Israel and the Palestinians plan to resume peace negotiations this week for the first time in nearly three years after an intense effort by U.S. Secretary of State John Kerry to bring them back to the table.

The talks are scheduled to resume in Washington on Monday (July 29) evening and will be conducted by senior aides to Israeli Prime Minister Benjamin Netanyahu and Palestinian President Mahmoud Abbas, the State Department said.

Middle East analysts voiced scepticism that the talks might lead to a peace treaty to end the more than six-decade conflict that has defied two decades of U.S. efforts to broker a solution.

Still, the resumption of negotiations is a rare moment of good news in the Middle East for the Obama administration, which has struggled to formulate a policy to try to end the civil war in Syria or to facilitate a democratic transition in Egypt.

Even getting the Israelis and the Palestinians to agree to resume talks required great effort by Kerry, who made six peace-making trips to the region in the last four months - an unusual amount of time - to coax them back.

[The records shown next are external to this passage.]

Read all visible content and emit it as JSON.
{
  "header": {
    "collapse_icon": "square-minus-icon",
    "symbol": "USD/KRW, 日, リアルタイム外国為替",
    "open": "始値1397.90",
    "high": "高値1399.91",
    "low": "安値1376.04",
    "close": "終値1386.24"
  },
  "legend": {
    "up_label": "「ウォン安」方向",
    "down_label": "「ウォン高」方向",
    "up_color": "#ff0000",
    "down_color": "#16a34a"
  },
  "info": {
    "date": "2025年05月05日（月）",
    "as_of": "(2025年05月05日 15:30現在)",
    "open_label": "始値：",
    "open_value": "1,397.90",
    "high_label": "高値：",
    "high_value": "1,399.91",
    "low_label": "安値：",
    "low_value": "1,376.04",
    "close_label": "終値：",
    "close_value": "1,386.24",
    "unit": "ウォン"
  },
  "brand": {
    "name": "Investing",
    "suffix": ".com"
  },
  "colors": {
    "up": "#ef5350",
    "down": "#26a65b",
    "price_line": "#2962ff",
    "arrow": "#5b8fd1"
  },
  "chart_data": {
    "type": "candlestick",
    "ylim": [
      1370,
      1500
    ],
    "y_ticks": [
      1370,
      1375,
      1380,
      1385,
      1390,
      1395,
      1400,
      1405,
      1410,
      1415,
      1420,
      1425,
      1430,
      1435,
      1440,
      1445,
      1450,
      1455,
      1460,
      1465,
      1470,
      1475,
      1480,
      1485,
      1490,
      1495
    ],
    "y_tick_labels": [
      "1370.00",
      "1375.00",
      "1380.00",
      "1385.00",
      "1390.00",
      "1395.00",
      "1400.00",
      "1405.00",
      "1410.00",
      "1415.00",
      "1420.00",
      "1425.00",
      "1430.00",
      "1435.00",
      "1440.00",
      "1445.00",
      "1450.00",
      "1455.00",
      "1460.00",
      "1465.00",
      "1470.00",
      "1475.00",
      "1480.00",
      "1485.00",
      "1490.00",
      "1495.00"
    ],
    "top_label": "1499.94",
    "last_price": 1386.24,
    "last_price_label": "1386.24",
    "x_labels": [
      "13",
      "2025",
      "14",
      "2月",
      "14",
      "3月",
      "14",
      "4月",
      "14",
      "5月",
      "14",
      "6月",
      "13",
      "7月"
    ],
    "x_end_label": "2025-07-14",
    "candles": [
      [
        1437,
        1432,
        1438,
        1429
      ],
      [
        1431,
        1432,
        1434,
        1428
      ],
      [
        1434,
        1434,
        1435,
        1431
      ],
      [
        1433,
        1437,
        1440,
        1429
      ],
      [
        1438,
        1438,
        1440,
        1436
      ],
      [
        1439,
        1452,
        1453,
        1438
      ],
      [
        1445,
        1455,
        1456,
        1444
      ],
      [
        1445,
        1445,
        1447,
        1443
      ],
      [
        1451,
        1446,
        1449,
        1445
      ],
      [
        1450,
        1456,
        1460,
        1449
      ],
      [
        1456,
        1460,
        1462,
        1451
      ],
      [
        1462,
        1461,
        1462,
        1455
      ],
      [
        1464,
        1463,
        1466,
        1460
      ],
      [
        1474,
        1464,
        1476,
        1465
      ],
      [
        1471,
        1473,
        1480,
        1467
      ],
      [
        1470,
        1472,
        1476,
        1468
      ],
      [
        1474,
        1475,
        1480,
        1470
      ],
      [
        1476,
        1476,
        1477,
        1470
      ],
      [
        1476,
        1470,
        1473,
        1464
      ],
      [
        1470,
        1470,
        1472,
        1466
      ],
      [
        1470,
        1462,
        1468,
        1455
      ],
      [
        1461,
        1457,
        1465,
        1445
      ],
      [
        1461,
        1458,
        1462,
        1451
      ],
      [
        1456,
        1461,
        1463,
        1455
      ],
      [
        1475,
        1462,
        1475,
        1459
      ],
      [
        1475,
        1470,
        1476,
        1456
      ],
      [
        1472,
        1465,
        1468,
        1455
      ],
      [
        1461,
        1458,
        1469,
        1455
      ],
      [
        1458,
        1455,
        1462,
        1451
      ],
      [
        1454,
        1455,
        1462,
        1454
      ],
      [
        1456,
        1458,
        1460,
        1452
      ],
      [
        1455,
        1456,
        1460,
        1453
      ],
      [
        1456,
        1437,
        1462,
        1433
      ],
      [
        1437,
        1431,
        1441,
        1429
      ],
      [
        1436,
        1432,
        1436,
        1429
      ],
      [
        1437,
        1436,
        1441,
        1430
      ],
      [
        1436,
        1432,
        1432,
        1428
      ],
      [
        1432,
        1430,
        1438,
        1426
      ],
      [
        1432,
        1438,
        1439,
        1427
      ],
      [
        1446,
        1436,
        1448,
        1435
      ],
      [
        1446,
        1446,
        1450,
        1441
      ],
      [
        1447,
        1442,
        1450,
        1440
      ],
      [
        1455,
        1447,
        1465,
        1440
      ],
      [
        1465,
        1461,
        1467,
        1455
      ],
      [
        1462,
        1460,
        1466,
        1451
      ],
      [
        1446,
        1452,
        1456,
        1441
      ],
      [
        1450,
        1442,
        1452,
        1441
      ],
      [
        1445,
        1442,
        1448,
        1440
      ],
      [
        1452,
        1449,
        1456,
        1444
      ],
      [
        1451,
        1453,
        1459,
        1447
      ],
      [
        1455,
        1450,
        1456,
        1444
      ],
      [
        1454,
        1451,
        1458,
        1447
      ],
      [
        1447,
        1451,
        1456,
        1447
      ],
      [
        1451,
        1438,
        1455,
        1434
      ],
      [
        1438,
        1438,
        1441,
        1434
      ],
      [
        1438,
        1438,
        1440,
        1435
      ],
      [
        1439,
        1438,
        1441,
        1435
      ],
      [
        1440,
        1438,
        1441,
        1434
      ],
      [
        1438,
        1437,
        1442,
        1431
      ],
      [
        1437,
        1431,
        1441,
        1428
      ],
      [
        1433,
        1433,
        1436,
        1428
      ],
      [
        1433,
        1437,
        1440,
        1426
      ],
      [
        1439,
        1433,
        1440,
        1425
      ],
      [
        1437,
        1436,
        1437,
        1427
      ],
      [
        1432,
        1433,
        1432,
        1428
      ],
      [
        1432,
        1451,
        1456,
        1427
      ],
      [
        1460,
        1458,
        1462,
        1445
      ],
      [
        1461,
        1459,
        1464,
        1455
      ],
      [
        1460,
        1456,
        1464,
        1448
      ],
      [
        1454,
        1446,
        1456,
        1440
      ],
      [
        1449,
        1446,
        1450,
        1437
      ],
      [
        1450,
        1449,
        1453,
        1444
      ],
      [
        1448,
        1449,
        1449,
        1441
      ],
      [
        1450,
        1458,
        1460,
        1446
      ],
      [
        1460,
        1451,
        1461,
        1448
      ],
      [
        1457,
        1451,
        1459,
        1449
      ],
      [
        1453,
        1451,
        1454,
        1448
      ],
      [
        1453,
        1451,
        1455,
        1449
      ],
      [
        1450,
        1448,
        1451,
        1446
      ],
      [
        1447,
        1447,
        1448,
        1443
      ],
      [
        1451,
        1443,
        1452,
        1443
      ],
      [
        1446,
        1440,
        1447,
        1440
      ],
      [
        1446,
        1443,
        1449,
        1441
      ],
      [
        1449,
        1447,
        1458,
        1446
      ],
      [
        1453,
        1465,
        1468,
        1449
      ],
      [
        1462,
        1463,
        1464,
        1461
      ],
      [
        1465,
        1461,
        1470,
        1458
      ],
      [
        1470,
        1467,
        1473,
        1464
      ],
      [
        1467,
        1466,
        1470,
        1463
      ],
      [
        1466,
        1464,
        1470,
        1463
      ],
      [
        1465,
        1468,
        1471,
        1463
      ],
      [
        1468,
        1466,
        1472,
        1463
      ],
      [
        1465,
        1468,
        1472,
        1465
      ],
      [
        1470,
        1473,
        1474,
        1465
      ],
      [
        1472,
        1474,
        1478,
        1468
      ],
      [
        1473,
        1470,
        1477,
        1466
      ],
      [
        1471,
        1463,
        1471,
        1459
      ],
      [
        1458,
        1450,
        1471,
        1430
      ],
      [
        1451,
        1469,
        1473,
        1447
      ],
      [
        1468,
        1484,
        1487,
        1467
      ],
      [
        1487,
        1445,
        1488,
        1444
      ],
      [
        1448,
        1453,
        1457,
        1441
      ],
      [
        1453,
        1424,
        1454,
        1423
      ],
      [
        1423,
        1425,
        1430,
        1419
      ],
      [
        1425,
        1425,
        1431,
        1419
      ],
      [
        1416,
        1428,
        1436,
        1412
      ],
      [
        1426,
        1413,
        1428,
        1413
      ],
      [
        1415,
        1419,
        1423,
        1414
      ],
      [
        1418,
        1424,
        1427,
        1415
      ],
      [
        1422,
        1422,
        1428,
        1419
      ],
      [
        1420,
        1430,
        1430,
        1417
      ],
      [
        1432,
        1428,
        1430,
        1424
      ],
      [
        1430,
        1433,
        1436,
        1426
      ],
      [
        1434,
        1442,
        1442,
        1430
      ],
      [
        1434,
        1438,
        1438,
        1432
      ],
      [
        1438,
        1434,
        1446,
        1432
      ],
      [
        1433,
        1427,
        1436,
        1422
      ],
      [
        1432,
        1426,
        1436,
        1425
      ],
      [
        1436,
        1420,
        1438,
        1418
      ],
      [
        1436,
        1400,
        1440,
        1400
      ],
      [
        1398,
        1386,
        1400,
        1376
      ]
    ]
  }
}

The last piece of the puzzle came together when the Israeli Cabinet on Sunday (July 28) approved the release of 104 Palestinian prisoners, with 13 ministers voting for the release, seven against and two abstaining, an Israeli official said.

The last round of direct negotiations broke down in late 2010 in a dispute over Jewish settlement construction in the West Bank, land that Israel seized in a 1967 war, along with the Gaza Strip, which the Palestinians want for a state.